La souveraineté de l’Arctique canadien passe par son développement

«Sur le plan social, un réseau d’infrastructures civiles permettrait une occupation pérenne du territoire en plus de contribuer aux objectifs de défense d’Ottawa», écrit l'auteur.
Photo: Nathan Denette La Presse canadienne «Sur le plan social, un réseau d’infrastructures civiles permettrait une occupation pérenne du territoire en plus de contribuer aux objectifs de défense d’Ottawa», écrit l'auteur.

La semaine dernière, le gouvernement Trudeau annonçait une somme de 4,9 milliards de dollars sur six ans pour moderniser la cinquantaine de radars couvrant la frontière nord du pays, ceux-ci étant maintenant incapables de détecter les nouvelles générations de missiles. Au total, ce sont 40 milliards sur 20 ans qui auront été promis pour défendre la souveraineté de l’Arctique canadien. N’aurait-il pas été plus profitable d’allouer ces sommes au développement de la région ?

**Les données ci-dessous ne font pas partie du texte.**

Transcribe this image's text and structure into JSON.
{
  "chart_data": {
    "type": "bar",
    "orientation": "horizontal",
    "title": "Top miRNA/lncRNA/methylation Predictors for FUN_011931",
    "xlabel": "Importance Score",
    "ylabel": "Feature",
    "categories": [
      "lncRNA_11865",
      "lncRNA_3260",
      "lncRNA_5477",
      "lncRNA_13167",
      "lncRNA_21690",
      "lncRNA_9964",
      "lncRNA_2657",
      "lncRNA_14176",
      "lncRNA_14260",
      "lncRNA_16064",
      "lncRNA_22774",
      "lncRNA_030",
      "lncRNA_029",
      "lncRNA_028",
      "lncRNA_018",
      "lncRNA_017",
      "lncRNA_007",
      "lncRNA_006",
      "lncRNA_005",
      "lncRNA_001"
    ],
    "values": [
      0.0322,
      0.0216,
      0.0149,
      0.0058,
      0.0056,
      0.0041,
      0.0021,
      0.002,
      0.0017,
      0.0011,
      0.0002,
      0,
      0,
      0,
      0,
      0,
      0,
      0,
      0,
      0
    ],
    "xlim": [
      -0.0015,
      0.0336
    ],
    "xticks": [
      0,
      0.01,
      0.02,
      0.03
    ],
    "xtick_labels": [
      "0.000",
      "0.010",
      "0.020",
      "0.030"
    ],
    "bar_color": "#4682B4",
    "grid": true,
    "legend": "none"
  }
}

Investir de tels montants pour surveiller un territoire peuplé principalement d’ours polaires et d’îlots de populations séparés chacun par des milliers de kilomètres de steppe glacée peut sembler absurde, mais ce serait oublier que l’Arctique fait partie intégrante de l’identité canadienne, une caractéristique que bien peu de pays possèdent — la Russie et quelques pays scandinaves partagent ce trait avec nous. (Cela est moins clair pour les États-Unis, où la Californie, le Texas ou la ville de New York ont bien plus façonné l’identité américaine que l’Alaska.)

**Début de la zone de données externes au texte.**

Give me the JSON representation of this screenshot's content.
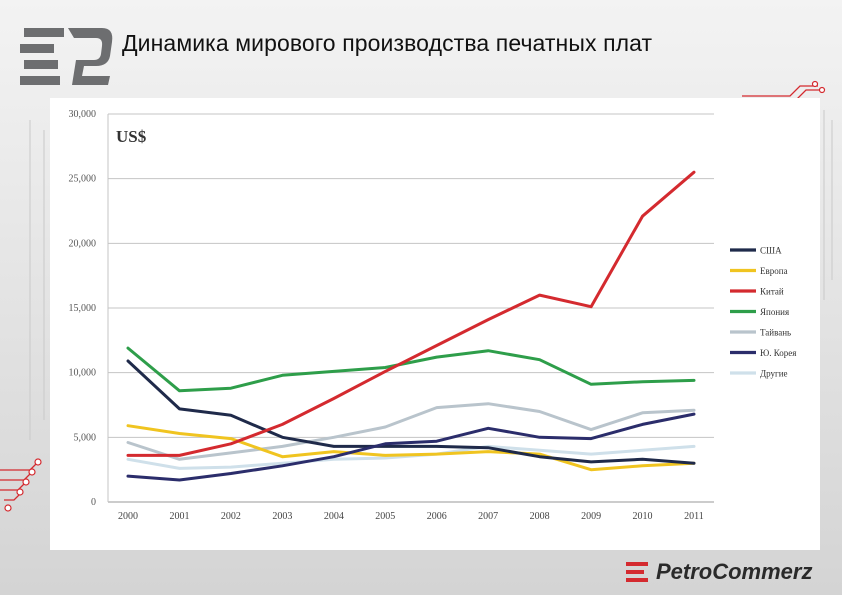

Or, même si l’Arctique compte pour 40 % du territoire canadien, seulement 0,5 % de la population du pays y vit. Il y a moyen de faire mieux. Il faut investir en Arctique, mais il faut surtout y construire des ponts, des routes, des ports et d’autres infrastructures civiles, bien avant une série de radars dispersés à travers la toundra.

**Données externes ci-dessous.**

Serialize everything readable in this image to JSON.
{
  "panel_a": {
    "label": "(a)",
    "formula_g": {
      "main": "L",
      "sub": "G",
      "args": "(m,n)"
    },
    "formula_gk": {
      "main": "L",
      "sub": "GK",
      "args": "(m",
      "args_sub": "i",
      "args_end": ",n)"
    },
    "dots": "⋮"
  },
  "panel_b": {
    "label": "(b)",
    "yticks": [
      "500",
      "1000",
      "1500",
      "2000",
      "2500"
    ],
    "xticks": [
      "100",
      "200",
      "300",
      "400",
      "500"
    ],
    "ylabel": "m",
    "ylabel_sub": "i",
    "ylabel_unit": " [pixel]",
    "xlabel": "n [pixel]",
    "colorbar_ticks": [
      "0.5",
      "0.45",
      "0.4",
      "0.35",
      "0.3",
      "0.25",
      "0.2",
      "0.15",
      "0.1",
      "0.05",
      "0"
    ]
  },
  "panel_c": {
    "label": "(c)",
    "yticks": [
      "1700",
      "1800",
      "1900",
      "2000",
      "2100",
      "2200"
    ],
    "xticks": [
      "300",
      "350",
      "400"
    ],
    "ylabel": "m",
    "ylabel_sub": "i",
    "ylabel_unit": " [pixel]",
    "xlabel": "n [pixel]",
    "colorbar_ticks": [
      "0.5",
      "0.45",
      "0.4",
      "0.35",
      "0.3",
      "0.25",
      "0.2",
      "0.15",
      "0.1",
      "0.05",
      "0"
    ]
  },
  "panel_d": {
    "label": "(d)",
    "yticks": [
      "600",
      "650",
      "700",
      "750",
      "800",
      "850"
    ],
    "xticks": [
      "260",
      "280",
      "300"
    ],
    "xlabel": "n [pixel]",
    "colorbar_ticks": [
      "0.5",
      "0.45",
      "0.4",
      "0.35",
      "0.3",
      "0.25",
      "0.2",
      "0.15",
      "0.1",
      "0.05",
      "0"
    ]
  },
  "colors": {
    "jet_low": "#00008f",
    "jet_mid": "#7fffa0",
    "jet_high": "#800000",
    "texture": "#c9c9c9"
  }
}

Dépenser une telle somme pour quelques bijoux technologiques nichés aux confins du Grand Nord alors qu’un rapport de l’Institut climatique du Canada paru ce mois-ci sonne l’alarme sur l’état de nos « infrastructures nordiques délabrées » est paradoxal.

Au moment où cet immense territoire, autrefois impénétrable, s’ouvre graduellement à nous au rythme d’un réchauffement climatique déjà bien amorcé dans la région, celui-ci devient étonnamment moins accessible du fait de la vétusté des infrastructures en place, qui n’ont jamais été conçues pour résister à la fonte du pergélisol.

Plusieurs diront que c’est peut-être mieux ainsi, qu’il vaut mieux garder ces vastes étendues à l’état sauvage, mais nous voyons que l’Arctique se transforme déjà, avec ou sans intervention directe. Il serait dommage de se priver des possibilités qu’il fait miroiter alors que le Canada est probablement l’un des rares « chanceux » à la loterie climatique… À la condition de se donner les moyens de ses ambitions.

Les Russes, de leur côté, ont amorcé leur ruée vers le Nord depuis un certain temps déjà et possèdent maintenant plusieurs villes au-delà du cercle polaire. La plus connue, Mourmansk, est habitée par près de 300 000 personnes, soit plus que la population des trois territoires canadiens réunis.

En plus des villes, ce pays dispose également de bases militaires, d’un réseau d’infrastructures nordiques tant terrestres que maritimes. Il a même développé de petites centrales nucléaires flottantes pour alimenter ses projets les plus isolés.

Bien que les ambitions canadiennes soient sans doute plus modestes, nous aurions tort de ne pas développer ce territoire, tant les perspectives économiques dans certains secteurs d’activité sont prometteuses. Par exemple, 30 % des réserves de gaz et 13 % des réserves de pétrole seraient en Arctique.

Sur le plan social, un réseau d’infrastructures civiles permettrait une occupation pérenne du territoire en plus de contribuer aux objectifs de défense d’Ottawa. Un projet structurant pourrait garantir la souveraineté canadienne en Arctique en plus de contribuer à notre prospérité.